We have recently been involved in the analysis of sequencing data coming from Ion Torrent technology. We had previous experience in biological data analysis such as that coming from microarrays or mass spectrometry, but no experience with sequencing data.
After searching for information and "playing" a little bit with the data, what we have seen is that the pre-processing of the reads generated is a critical step before any downstream analysis. Although there are many tools and approaches, I still don't have clear what pre-processing steps are the most appropriate. I guess the 'strictness' of the trimming and filtering should depend on the downstream analysis but, what are the criteria to trim/filter the data? What other steps (such as error correction, maybe) are interesting? To what extent these steps are technology-independent (or, more interestingly, which depend on the technology and how?.

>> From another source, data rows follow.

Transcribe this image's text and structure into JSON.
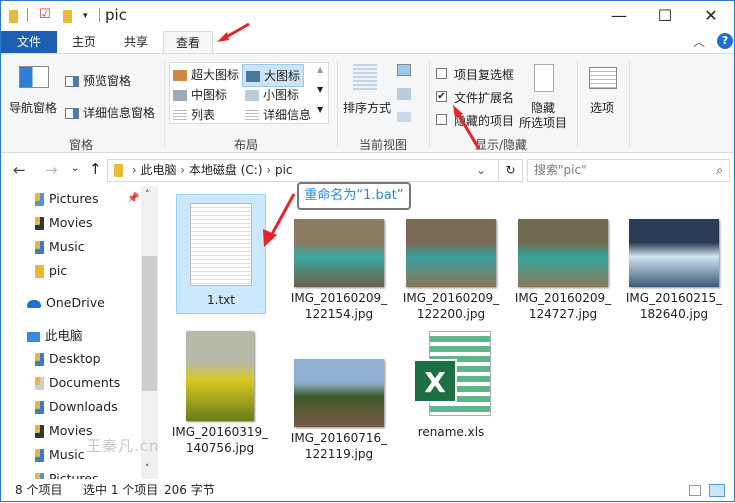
{
  "window": {
    "title": "pic",
    "minimize": "—",
    "maximize": "☐",
    "close": "✕"
  },
  "tabs": [
    {
      "label": "文件"
    },
    {
      "label": "主页"
    },
    {
      "label": "共享"
    },
    {
      "label": "查看"
    }
  ],
  "ribbon": {
    "panes": {
      "nav_pane": "导航窗格",
      "preview_pane": "预览窗格",
      "details_pane": "详细信息窗格",
      "group": "窗格"
    },
    "layout": {
      "items": [
        "超大图标",
        "大图标",
        "中图标",
        "小图标",
        "列表",
        "详细信息"
      ],
      "selected": "大图标",
      "group": "布局"
    },
    "current_view": {
      "sort": "排序方式",
      "group": "当前视图"
    },
    "show_hide": {
      "item_checkboxes": {
        "label": "项目复选框",
        "checked": false
      },
      "file_extensions": {
        "label": "文件扩展名",
        "checked": true
      },
      "hidden_items": {
        "label": "隐藏的项目",
        "checked": false
      },
      "hide_selected_1": "隐藏",
      "hide_selected_2": "所选项目",
      "group": "显示/隐藏"
    },
    "options": "选项"
  },
  "nav": {
    "breadcrumb": [
      "此电脑",
      "本地磁盘 (C:)",
      "pic"
    ],
    "search_placeholder": "搜索\"pic\""
  },
  "sidebar": [
    {
      "label": "Pictures",
      "indent": 1
    },
    {
      "label": "Movies",
      "indent": 1
    },
    {
      "label": "Music",
      "indent": 1
    },
    {
      "label": "pic",
      "indent": 1
    },
    {
      "label": "OneDrive",
      "indent": 0
    },
    {
      "label": "此电脑",
      "indent": 0
    },
    {
      "label": "Desktop",
      "indent": 1
    },
    {
      "label": "Documents",
      "indent": 1
    },
    {
      "label": "Downloads",
      "indent": 1
    },
    {
      "label": "Movies",
      "indent": 1
    },
    {
      "label": "Music",
      "indent": 1
    },
    {
      "label": "Pictures",
      "indent": 1
    }
  ],
  "files": [
    {
      "l1": "1.txt",
      "l2": "",
      "type": "txt",
      "selected": true
    },
    {
      "l1": "IMG_20160209_",
      "l2": "122154.jpg",
      "type": "jpg",
      "colors": [
        "#8a7a5f",
        "#3aa8a0",
        "#6d5f4a"
      ]
    },
    {
      "l1": "IMG_20160209_",
      "l2": "122200.jpg",
      "type": "jpg",
      "colors": [
        "#7a6a55",
        "#3aa0a0",
        "#8a7656"
      ]
    },
    {
      "l1": "IMG_20160209_",
      "l2": "124727.jpg",
      "type": "jpg",
      "colors": [
        "#6f6a50",
        "#36a59b",
        "#8a7a58"
      ]
    },
    {
      "l1": "IMG_20160215_",
      "l2": "182640.jpg",
      "type": "jpg",
      "colors": [
        "#2a3d55",
        "#cfe3f0",
        "#3d5a78"
      ]
    },
    {
      "l1": "IMG_20160319_",
      "l2": "140756.jpg",
      "type": "jpg",
      "colors": [
        "#b9b9a8",
        "#d8c820",
        "#6a7a1a"
      ]
    },
    {
      "l1": "IMG_20160716_",
      "l2": "122119.jpg",
      "type": "jpg",
      "colors": [
        "#8fb0d0",
        "#3a5a2a",
        "#7a5a48"
      ]
    },
    {
      "l1": "rename.xls",
      "l2": "",
      "type": "xls"
    }
  ],
  "annotation": "重命名为“1.bat”",
  "watermark": "王秦凡.cn",
  "status": {
    "count": "8 个项目",
    "selected": "选中 1 个项目",
    "size": "206 字节"
  }
}
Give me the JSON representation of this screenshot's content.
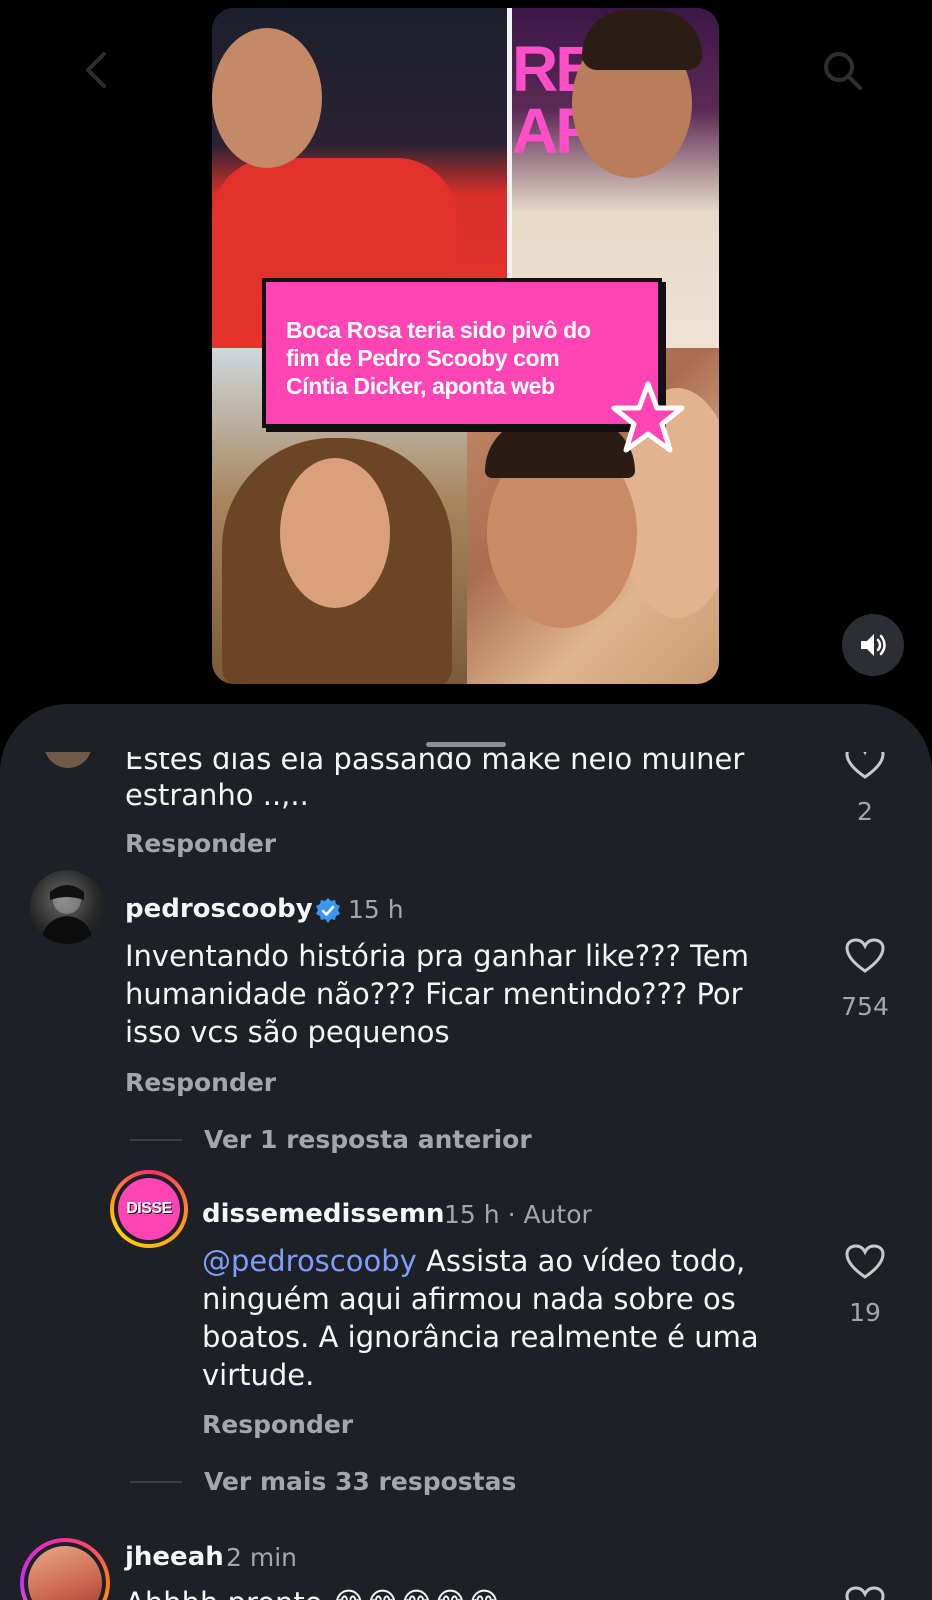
{
  "video": {
    "headline": "Boca Rosa teria sido pivô do fim de Pedro Scooby com Cíntia Dicker, aponta web",
    "bg_letters": "RBA\nAR",
    "icons": {
      "back": "chevron-left-icon",
      "search": "search-icon",
      "sound": "speaker-on-icon",
      "star": "star-icon"
    }
  },
  "comments": {
    "previous": {
      "text_fragment": "Estes dias ela passando make nelo mulher",
      "text_last_line": "estranho ..,..",
      "reply_label": "Responder",
      "like_count": "2"
    },
    "pedro": {
      "username": "pedroscooby",
      "verified": true,
      "time": "15 h",
      "text": "Inventando história pra ganhar like??? Tem humanidade não??? Ficar mentindo??? Por isso vcs são pequenos",
      "reply_label": "Responder",
      "like_count": "754",
      "view_previous": "Ver 1 resposta anterior"
    },
    "disse": {
      "username": "dissemedissemn",
      "time": "15 h",
      "author_tag": "· Autor",
      "mention": "@pedroscooby",
      "text": " Assista ao vídeo todo, ninguém aqui afirmou nada sobre os boatos. A ignorância realmente é uma virtude.",
      "reply_label": "Responder",
      "like_count": "19",
      "view_more": "Ver mais 33 respostas",
      "avatar_text": "DISSE"
    },
    "jheeah": {
      "username": "jheeah",
      "time": "2 min",
      "text": "Ahhhh pronto 😂😂😂😂😂"
    }
  },
  "colors": {
    "sheet_bg": "#1d2025",
    "accent_pink": "#ff45b5",
    "mention_blue": "#7f9cff",
    "verified_blue": "#3897f0",
    "muted_text": "#a3a6ab"
  }
}
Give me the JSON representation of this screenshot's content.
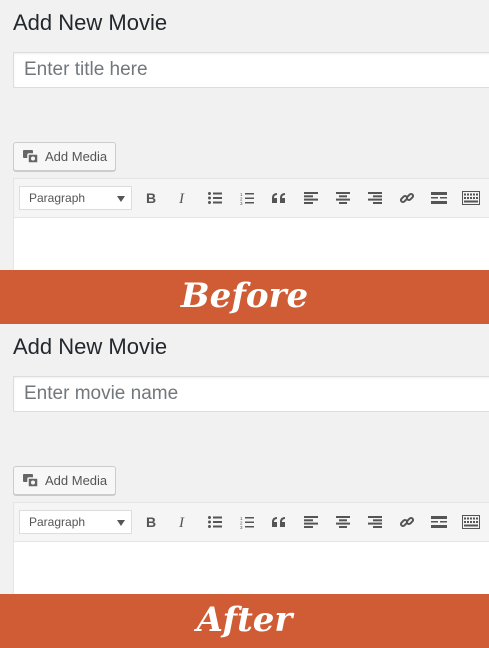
{
  "before": {
    "page_title": "Add New Movie",
    "title_placeholder": "Enter title here",
    "add_media_label": "Add Media",
    "format_select": "Paragraph",
    "banner": "Before"
  },
  "after": {
    "page_title": "Add New Movie",
    "title_placeholder": "Enter movie name",
    "add_media_label": "Add Media",
    "format_select": "Paragraph",
    "banner": "After"
  },
  "toolbar_icons": [
    "bold-icon",
    "italic-icon",
    "bulleted-list-icon",
    "numbered-list-icon",
    "blockquote-icon",
    "align-left-icon",
    "align-center-icon",
    "align-right-icon",
    "link-icon",
    "read-more-icon",
    "toolbar-toggle-icon"
  ],
  "colors": {
    "banner": "#cf5c34",
    "background": "#f1f1f1"
  }
}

Issues that I know/guess that are relevant (in the particular case of Ion Torrent data, though most likely they appear in other technologies) are:
Quality of the reads - Which (obviously) decreases with the length of the read. Trimming the 3' tail is a good approach to increase the average quality of the read, but I'm not quite sure it is enough. Are there other approaches to do this beyond the simplistic one of cutting at the first position that surpasses a given quality threshold?. I'm also concerned with the distribution of the quality values through the reads, which seem to have a high variability (high quality values followed by low quality ones). This (may) have to do with the next issue
Influence of homopolymers - I assume that all the technologies have problems with this issue, but to what extent? Which are good criteria to filter according to this issue (total number of homopolymers?, maximum length?)
Contamination with adapters/barcodes - In my particular data (although I have observed it also in public data) I would say that in the first 10-15 bases of some reads there are evidence of contamination with incorrectly removed adapters and/or barcodes. I have seen tools that perform this 'cleansing' step for data coming from other technologies but, what about Ion Torrent data?. If there is no tool, any suggestion about how could we use the sequence of the adapters to identify and remove this contamination?
To sum up, I need feedback about pre-processing steps (trimming, filtering and any other method) for sequencing data, particularly for data coming from Ion Torrent technology.